Best Things to Do:
Djemaa el-Fna in Marrakech
When asked, "What are you looking for?" a simple answer would be, "The square."
Djemaa el-Fna (Place of the Executed) also known as the Place of Jugglers, is the vibrant heart of Marrakech and arguably one of the most famous squares in all of Africa.
Here lies the heart of Marrakech.
The description "The square" is enough for locals to understand where you want to go. Everyone knows it, and you cannot miss Djemaa el-Fna when visiting Marrakech.
At the end of the article, you will learn where to get the best view of the square, how photography works in Marrakech, and see more impressions from Djemaa el-Fna and the souks.
All Roads Lead to Djemaa el-Fna
They say all roads lead to this square. It must be true, as I find myself here day after day at a place that needs no introduction: it is simply the chaotic, loud, inspiring, and unforgettable spot in the country.
An old saying goes:
"If you have a day in Morocco, spend it in Marrakech.

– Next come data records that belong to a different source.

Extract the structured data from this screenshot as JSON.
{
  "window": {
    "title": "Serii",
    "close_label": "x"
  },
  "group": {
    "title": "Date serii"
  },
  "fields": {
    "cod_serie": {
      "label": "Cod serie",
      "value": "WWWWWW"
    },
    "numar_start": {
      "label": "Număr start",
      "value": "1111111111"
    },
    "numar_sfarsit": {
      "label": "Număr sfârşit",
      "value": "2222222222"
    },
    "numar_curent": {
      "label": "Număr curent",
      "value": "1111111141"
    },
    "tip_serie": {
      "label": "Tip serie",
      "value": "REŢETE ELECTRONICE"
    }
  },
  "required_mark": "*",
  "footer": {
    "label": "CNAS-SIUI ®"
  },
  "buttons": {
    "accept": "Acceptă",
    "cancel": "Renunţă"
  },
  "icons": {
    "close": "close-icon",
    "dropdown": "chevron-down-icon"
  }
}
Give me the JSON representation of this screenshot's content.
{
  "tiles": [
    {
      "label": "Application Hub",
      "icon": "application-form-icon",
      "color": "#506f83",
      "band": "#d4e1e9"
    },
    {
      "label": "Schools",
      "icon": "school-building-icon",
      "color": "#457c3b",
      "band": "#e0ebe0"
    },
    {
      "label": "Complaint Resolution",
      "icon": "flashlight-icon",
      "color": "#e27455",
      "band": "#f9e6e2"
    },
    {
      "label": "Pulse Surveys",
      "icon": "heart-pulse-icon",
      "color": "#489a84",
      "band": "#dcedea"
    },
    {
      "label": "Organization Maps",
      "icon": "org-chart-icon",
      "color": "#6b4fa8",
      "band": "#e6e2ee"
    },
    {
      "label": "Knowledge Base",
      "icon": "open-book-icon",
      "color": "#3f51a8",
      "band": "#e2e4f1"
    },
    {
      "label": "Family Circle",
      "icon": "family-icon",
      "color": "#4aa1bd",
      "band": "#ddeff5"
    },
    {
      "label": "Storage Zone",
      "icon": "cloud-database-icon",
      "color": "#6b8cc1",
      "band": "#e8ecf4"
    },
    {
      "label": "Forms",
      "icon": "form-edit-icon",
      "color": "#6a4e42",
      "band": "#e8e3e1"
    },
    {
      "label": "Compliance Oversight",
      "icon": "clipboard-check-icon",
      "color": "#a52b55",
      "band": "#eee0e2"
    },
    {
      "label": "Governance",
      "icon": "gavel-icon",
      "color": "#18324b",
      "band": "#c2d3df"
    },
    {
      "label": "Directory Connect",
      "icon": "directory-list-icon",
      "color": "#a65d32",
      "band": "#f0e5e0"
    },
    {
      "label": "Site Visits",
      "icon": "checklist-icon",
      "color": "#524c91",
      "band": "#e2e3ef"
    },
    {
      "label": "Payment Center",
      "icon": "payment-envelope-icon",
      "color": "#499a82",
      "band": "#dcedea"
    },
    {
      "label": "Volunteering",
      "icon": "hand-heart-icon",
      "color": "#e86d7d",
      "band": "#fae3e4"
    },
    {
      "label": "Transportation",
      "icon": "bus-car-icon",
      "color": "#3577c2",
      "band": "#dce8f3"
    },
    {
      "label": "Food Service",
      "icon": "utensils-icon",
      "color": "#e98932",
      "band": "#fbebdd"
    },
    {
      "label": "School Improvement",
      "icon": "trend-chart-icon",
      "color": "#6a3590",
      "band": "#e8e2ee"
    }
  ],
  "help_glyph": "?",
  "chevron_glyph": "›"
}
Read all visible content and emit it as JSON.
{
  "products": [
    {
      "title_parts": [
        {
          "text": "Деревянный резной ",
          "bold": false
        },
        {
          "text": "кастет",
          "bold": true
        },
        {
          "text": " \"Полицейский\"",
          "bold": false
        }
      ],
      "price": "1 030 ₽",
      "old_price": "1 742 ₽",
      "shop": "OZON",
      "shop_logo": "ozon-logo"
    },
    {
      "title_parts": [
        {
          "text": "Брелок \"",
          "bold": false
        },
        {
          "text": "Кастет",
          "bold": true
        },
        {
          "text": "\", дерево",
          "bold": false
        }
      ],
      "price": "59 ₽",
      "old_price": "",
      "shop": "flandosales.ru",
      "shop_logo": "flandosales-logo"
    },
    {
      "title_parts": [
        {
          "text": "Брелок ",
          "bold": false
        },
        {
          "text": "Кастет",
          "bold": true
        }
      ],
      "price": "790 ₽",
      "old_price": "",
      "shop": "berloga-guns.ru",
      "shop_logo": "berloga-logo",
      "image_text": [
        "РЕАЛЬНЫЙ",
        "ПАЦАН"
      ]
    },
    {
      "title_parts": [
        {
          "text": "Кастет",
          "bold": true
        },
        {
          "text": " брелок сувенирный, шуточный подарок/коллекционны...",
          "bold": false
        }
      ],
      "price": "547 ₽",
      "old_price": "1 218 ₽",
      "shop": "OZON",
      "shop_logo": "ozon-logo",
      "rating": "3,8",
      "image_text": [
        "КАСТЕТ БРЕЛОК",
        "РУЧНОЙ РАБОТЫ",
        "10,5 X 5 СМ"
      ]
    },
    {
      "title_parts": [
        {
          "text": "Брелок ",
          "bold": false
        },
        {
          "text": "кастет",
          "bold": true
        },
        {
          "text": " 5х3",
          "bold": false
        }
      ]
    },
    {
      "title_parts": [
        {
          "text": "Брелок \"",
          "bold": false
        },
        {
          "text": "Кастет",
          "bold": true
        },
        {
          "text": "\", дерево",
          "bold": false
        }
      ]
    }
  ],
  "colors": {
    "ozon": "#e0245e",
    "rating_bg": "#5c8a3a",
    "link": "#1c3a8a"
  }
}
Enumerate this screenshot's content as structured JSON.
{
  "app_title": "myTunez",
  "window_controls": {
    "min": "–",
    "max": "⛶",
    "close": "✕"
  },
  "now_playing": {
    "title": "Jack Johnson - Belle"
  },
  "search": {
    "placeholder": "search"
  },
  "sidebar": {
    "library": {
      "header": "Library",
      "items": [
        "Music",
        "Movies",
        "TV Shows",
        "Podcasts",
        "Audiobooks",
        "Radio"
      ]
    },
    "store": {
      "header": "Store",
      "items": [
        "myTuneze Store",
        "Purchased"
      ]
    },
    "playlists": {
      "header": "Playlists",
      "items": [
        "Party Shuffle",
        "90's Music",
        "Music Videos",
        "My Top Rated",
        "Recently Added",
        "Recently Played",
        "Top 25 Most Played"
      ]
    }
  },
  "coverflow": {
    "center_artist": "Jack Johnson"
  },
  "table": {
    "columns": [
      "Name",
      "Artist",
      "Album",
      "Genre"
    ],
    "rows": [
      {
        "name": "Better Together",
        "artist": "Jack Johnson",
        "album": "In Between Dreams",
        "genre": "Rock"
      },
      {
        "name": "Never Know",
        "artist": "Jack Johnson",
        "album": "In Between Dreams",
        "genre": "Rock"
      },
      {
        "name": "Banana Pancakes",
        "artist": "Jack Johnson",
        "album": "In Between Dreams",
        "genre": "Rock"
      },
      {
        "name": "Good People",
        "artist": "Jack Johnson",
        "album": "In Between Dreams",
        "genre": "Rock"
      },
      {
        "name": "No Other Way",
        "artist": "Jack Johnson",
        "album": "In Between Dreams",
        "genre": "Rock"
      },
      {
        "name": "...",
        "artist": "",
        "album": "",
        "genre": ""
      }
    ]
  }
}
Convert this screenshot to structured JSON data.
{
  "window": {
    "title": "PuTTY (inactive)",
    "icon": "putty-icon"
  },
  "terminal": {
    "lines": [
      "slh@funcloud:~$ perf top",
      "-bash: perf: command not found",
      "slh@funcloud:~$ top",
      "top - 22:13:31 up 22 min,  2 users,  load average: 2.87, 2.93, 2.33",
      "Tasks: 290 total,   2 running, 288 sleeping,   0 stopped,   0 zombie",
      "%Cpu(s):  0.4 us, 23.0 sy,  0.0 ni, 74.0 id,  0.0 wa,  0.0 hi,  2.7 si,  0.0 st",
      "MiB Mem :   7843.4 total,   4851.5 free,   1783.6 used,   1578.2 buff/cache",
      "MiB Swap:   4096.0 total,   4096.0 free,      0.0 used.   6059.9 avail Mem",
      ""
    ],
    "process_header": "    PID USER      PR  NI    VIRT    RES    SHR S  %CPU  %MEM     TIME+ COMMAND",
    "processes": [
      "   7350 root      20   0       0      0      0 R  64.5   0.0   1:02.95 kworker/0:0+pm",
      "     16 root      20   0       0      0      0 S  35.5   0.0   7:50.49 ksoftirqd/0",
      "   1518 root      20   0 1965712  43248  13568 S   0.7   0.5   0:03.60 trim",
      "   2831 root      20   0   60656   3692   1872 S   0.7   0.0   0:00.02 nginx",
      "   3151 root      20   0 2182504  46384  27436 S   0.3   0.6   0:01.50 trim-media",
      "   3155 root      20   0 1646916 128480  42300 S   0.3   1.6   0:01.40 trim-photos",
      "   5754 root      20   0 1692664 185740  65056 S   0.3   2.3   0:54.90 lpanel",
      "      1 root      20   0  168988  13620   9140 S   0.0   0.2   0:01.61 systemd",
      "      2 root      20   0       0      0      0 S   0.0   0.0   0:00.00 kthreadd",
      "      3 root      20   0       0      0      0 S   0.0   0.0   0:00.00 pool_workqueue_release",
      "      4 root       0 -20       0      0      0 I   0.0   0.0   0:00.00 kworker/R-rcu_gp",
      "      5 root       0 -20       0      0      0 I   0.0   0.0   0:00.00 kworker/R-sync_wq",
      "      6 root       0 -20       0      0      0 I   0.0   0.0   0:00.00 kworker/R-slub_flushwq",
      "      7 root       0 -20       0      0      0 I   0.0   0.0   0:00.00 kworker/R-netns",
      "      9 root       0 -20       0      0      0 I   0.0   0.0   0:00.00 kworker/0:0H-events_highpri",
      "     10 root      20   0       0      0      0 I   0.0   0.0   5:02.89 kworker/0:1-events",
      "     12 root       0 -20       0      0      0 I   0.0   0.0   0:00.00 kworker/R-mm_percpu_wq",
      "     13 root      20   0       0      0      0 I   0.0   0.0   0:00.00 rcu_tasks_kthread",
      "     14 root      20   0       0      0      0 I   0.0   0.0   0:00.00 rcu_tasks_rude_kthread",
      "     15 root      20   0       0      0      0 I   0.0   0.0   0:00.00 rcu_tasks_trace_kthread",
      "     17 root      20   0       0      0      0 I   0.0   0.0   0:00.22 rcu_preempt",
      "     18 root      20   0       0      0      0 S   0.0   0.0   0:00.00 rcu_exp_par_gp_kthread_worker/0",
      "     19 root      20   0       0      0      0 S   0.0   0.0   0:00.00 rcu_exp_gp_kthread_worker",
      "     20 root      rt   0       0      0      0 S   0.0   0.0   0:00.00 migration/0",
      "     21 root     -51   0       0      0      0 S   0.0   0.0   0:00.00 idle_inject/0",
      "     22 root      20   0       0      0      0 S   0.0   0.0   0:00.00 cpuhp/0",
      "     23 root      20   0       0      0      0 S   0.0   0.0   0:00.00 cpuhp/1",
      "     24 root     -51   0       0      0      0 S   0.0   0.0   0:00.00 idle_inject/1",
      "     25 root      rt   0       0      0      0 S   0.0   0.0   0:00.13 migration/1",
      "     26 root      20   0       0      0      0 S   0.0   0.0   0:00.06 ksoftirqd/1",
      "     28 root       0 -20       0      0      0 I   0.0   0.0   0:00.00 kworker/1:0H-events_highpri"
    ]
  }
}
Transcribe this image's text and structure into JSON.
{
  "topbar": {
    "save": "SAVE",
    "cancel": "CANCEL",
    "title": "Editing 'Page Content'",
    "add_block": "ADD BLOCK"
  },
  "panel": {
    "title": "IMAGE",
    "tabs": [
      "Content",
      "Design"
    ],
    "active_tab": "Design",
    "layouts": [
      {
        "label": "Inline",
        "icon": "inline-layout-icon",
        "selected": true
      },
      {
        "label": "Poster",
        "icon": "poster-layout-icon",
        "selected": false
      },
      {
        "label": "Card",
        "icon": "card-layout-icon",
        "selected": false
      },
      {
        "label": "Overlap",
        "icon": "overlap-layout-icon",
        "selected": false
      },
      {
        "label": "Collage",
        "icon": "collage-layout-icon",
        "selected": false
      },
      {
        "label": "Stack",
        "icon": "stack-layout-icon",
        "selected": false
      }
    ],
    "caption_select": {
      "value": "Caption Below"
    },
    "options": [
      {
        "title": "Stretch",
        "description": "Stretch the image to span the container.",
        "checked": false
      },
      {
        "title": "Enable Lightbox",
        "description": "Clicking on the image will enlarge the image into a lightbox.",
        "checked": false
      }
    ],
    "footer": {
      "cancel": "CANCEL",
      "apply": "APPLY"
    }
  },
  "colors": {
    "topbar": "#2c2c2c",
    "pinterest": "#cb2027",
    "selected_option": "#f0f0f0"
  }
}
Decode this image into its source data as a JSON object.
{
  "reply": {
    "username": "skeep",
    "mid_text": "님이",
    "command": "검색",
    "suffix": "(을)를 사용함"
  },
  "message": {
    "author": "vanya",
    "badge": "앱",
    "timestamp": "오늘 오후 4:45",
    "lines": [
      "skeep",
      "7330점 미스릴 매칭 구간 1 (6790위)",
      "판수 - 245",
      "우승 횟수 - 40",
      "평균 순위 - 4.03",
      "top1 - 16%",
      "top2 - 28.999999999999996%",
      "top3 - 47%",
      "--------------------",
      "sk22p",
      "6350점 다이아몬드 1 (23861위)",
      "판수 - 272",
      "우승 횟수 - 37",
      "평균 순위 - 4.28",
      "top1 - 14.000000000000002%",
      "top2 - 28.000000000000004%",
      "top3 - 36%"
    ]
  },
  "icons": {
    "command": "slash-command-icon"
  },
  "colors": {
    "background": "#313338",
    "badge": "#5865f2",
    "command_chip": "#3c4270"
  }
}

If you have just an hour, spend it at Djemaa el-Fna!"
10 AM: The colorful hustle begins.
From 10 AM onwards, the daily commotion kicks off. During the midday heat, the vibe is still subdued as pedestrians meander slowly through the souks, but life picks up pace at sunset.
Thousands of Marrakechis flood to the city's meeting point.
At this time, the healers and "dentists" (which I call quacks with their jars full of extracted teeth) leave, and countless jugglers, storytellers, snake charmers with their cobras, fire swallowers, musicians, and acrobats fill the square.
There are even unknown games being played: I call this one "Fishing for Soda Bottles"-whoever catches the bottle keeps it:
There are even boxing matches taking place, on which I could bet. As a woman, I prefer to stay in the background.
Hundreds of chefs have set up their grills by now. The smoke from their grills obscures the view.
At the countless snack stalls, you can find not only top-notch but also extraordinary food for us: Aside from kebabs, fish, vegetables, and grilled skewers, there are snails and even grilled sheep heads (the same ones I tried during my Township tour in Cape Town).
Just as numerous as juice vendors are the nut sellers, who loudly tout for the favor of their customers.
Alcohol is (at least in public) taboo. Therefore, you can get freshly squeezed and super tasty juices such as orange, pomegranate, lemon, and apple juice from fruit vendors starting from 10 dirhams (about 90 cents per glass).
The Souks of Marrakech
From Djemaa el-Fna, you have direct access to the souks. There is no street map for the maze of alleys; it would probably not help, as only a few alleys are marked. Let yourself drift.
You are right in the shopping mecca where you can find everything: spice merchants, nut sellers, dyers, tailors, booksellers, lamp manufacturers, soup vendors, creams for all kinds of ailments.
At one stall, I discover dried snake skins, toads, and paws. Plus, an unidentifiable brew. Miracle cures for everything: from infertility remedies to pain relief treatments.
The next stall sells rose water, balms, and other waters. What for, I do not know. Water vendors ring bells to attract attention.
One stall further, there are lizards, turtles, and chameleons. Are these the pets of Morocco?
Here, you can truly find everything.
I squeeze through overcrowded and narrow alleys. Between honking scooters and donkey carts. I love this unpredictable chaos.
My stroll resembles a wild goose chase. One moment, I think I just need to turn right twice to end up back at the main square, and 15 minutes later, I realize I have no idea where I am or which direction to go.
Even the Koutouiba Mosque, which is supposed to serve as my guide, only becomes visible once I have my goal in sight. Wonderful - just the way I love it!
The Best View of Djemaa el-Fna
The best view of the spectacle at Djemaa el-Fna can be found from the terrace of Café de France. Here, you can sit for hours, enjoying a glass of freshly squeezed orange juice (there is no alcohol) while watching the colorful hustle and the passing clouds of smoke from the grill masters.
Good to Know
By the way, Djemaa el-Fna was declared a masterpiece of the intangible cultural heritage of humanity by UNESCO in 2001, the first square to receive this title.
Photography at Djemaa el-Fna and in the Souks
Unfortunately, I hardly took photos of people here. It's clear that I ask individuals if I can take their picture. But instead of the 5 dirhams recommended by the guide, I am often asked for 10 by the jugglers, storytellers, and snake charmers, which feels excessive. Only rarely is it worth it to me to pay 10 dirhams, and with my companion, I am permitted to take photos.
In the souks, you must also keep an eye on the signs or the looks of the people. Some signs indicate that photography is not allowed. You should definitely ask people for permission. They often refuse for religious reasons.
Women wearing headscarves have turned away at the sight of a hanging camera. These are things you should respect.
You should generally avoid photographing military buildings, soldiers, and police officers.